Primary eGISTs are distinctly uncommon, according to previous reports[4, 5]. An extensive literature review was undertaken, using the key words ‘GIST,’ ‘Cajal cells,’ ‘KIT,’ and ‘Imatinib.’ To the best of our knowledge, there have been no previous reports of a GIST arising from the mesoappendix. This case was positive for CD34 and CD117, which supports the diagnosis, as this test distinguishes a GIST from mesenchymal tumors arising from smooth muscle cells, such as leiomyomas, leiomyoblastomas, and leiomyosarcomas. The origin of GISTs was at first attributed to the ICC, but it is now recognized that they arise from multipotential mesenchymal stem cells[6]. ICC or ICC-like cells have also been described in various organs, excluding the gastrointestinal tract[7]. In the case we present, the tumor may have originated from ICC or ICC-like cells and multipotential mesenchymal stem cells in the mesoappendix.
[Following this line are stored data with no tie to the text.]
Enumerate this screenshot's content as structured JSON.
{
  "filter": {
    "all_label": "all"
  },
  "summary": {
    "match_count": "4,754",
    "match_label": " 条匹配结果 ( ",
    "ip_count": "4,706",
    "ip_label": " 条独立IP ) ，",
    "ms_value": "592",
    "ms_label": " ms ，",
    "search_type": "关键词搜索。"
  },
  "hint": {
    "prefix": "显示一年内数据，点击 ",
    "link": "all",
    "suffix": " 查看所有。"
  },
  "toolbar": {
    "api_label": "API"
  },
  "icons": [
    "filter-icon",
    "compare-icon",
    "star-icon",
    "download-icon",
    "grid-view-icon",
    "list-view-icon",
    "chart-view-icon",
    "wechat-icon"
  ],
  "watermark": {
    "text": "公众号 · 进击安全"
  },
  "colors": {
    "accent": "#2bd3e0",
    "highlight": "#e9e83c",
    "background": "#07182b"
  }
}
It can be difficult to confirm a diagnosis of GIST, and specific morphologic, immunohistochemical, and molecular analyses are required. The majority of GISTs have a uniform appearance that falls into one of three categories: spindle cell, epitheloid cell, and mixed cell. On immunohistochemistry, 90% to 95% of GISTs are diffusely and strongly positive for CD117 (c-Kit), but this is no longer considered an absolute criterion. Not all CD117-positive tumors are GISTs, as melanomas, synovial sarcomas, desmoid tumors, and schwannomas can also be positive for this marker[1]. Some CD117 negative GISTs have an epithelioid morphology and arise in the stomach or outside the gut. Therefore, CD34 has been proposed as a more reproducible marker, and is positive in 80% to 85% of cases. The spindle cell type is more likely to stain with CD34 than the epithelioid type, and the mixed spindle-epithelioid type is more likely to stain with CD34 than the nonmixed type. Smooth muscle actin is expressed in 30% to 40% of cases. S-100 positivity is present in up to 5% of these tumors, but is relatively more common in small intestinal GISTs. In general, GISTs tend to be negative for desmin, or weakly positive in 1% to 2% of cases[1].
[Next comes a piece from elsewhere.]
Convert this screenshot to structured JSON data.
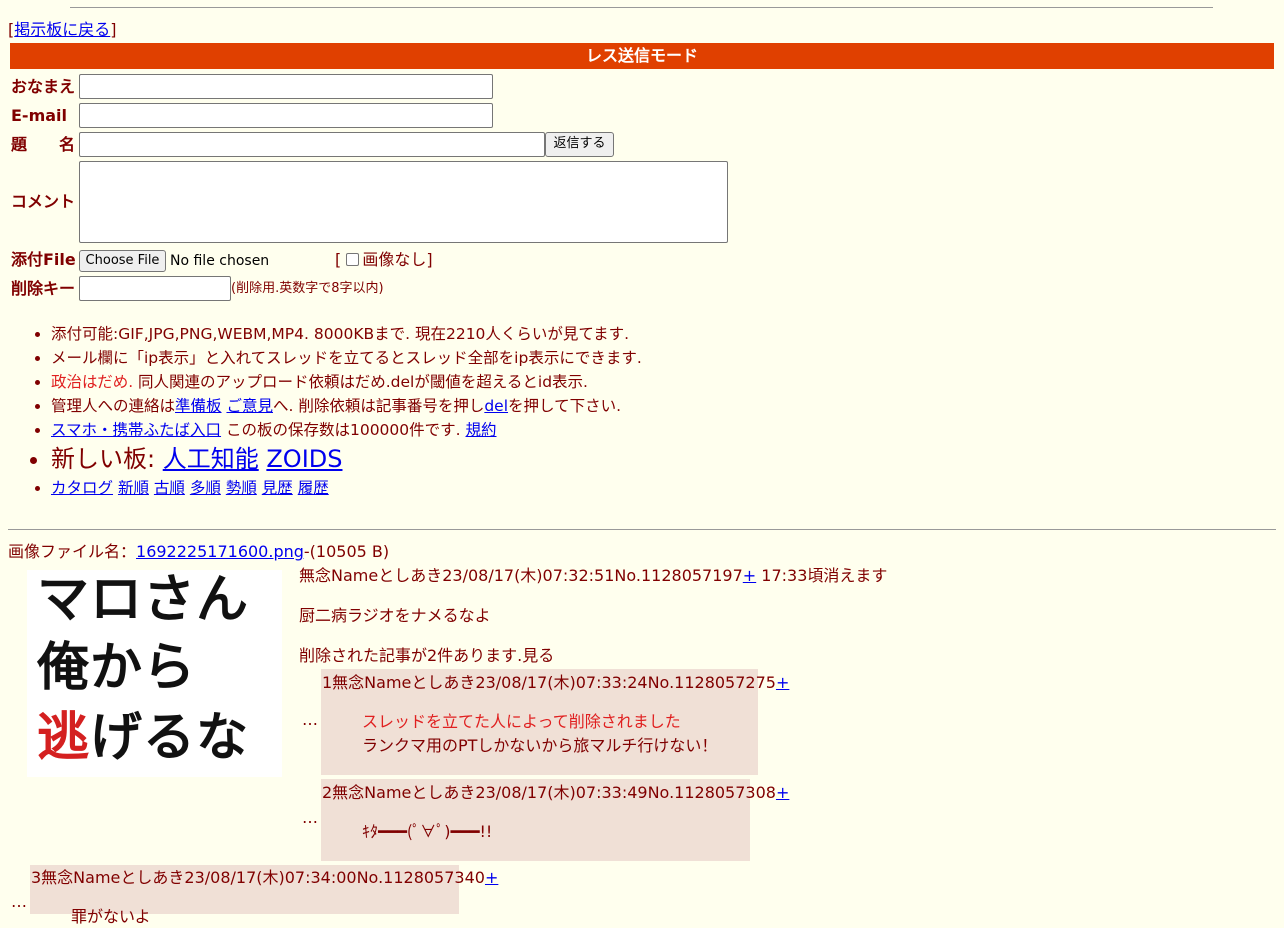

The spectrum of the clinical presentation of GISTs is broad and depends on tumor location and size, with approximately 70% of patients developing such symptoms as abdominal pain, gastrointestinal bleeding, and mass effects. The remaining 20% to 30% present incidentally during radiological imaging or surgery for some other cause. The tumors occur with equal frequency in both sexes, although some studies have shown a male preponderance[13].

Since the classification of GIST as a distinct entity, there has been an increased interest in defining the imaging characteristics. The tumors usually commence in the bowel wall, but may extend to involve either the mucosal or the serosal surfaces. Tumor size ranges from 1 cm to 35 cm, with a median of 5 cm. The tumor margins are well-defined in approximately two-thirds of cases. They can be of any size, but large tumors, in particular, can have areas of hemorrhage and necrosis that demonstrate a heterogeneous appearance on imaging. The enhancement pattern can vary from homogeneous to heterogeneous[810]. According to the World Health Organization criteria[11], malignant potential is assessed by tumor size, mitotic count, and the cell proliferative index. Tumors smaller than 5 cm in diameter are usually benign, those between 5 and 10 cm are of uncertain malignant potential, and those larger than 10 cm are usually malignant. This case was a low-grade malignant GIST according to these criteria, and to the criteria of a previous study[811].

Conclusions

In summary, we present the case of a GIST without hemorrhagic, necrotic, or cystic components on CT. Radiologists need to be aware of the imaging characteristics of eGISTs. This rare case provides new insight into the CT presentation of eGISTs.

Consent

Written informed consent was obtained from the patient for publication of this case report and any accompanying images. A copy of the written consent is available for review by the editor-in-chief of this journal.